MURFREESBORO, Tenn. (WMOT) -- A new study suggests Tennessee businesses could get hit with an additional $72 million a year in federal tax penalties if the state does not expand Medicaid.
An expansion of state Medicaid programs was written into the new health care law, commonly called Obamacare, but that provision of the law was struck down by the Supreme Court. Many states then opted out, including Tennessee.
As a result, tens of thousands of low-income Tennesseans have fallen into a health care gap between the two programs. A new study by the tax firm Jackson-Hewitt says Tennessee employers will pay tax penalties on each of those workers beginning in 2015.

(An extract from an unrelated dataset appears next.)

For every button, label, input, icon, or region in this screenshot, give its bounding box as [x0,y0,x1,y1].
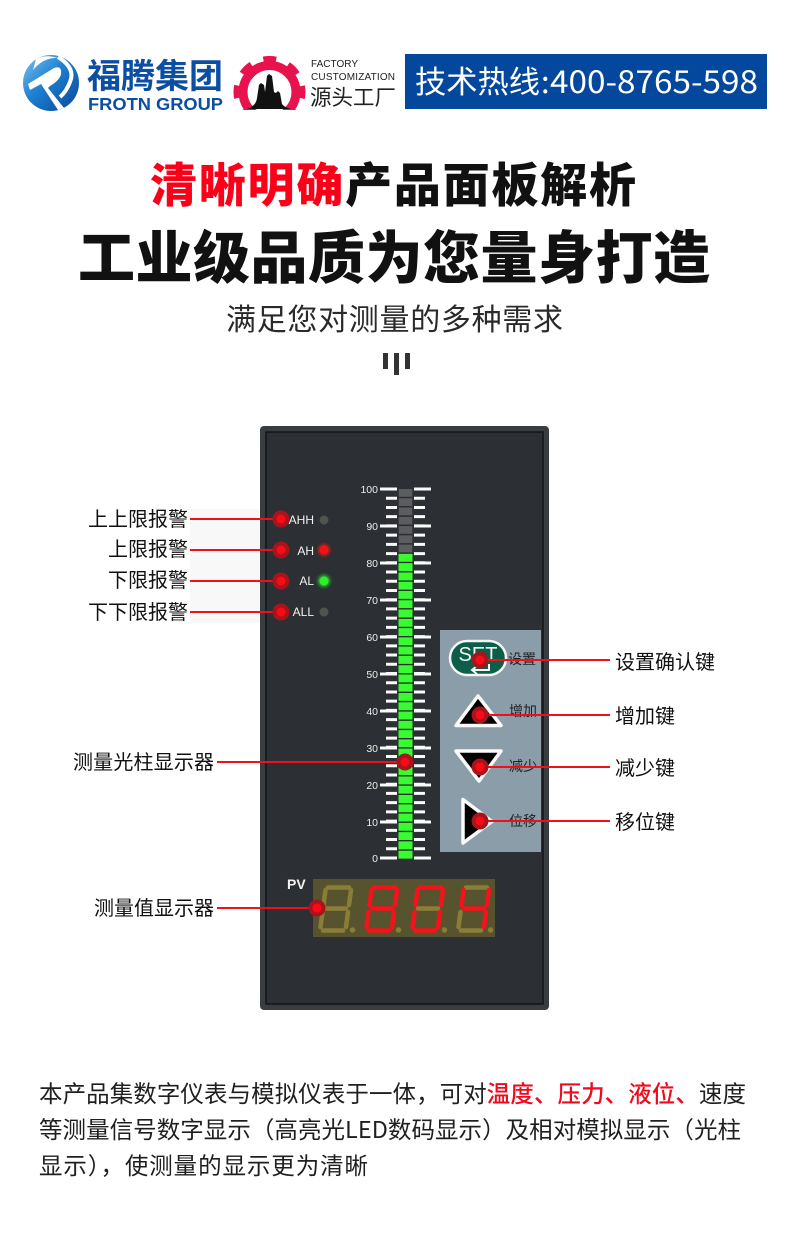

Marc Hill with the Nashville Chamber of Commerce says the Chamber continues to urge Governor Haslam to accept Medicaid expansion and the billions of federal dollars doing so would bring to the state.
“Having more insured Tennesseans is good for folks who can now pay their medical bills, it’s good for doctors and hospitals who are getting paid for services their providing, and it’s good for Tennessee businesses who won’t get hit with new federal tax penalties due to no fault of their own.”
Governor Haslam has says he’s trying to cut a deal with the federal government for permission to operate a hybrid Medicaid program in Tennessee, but those negotiations appear to be stalled.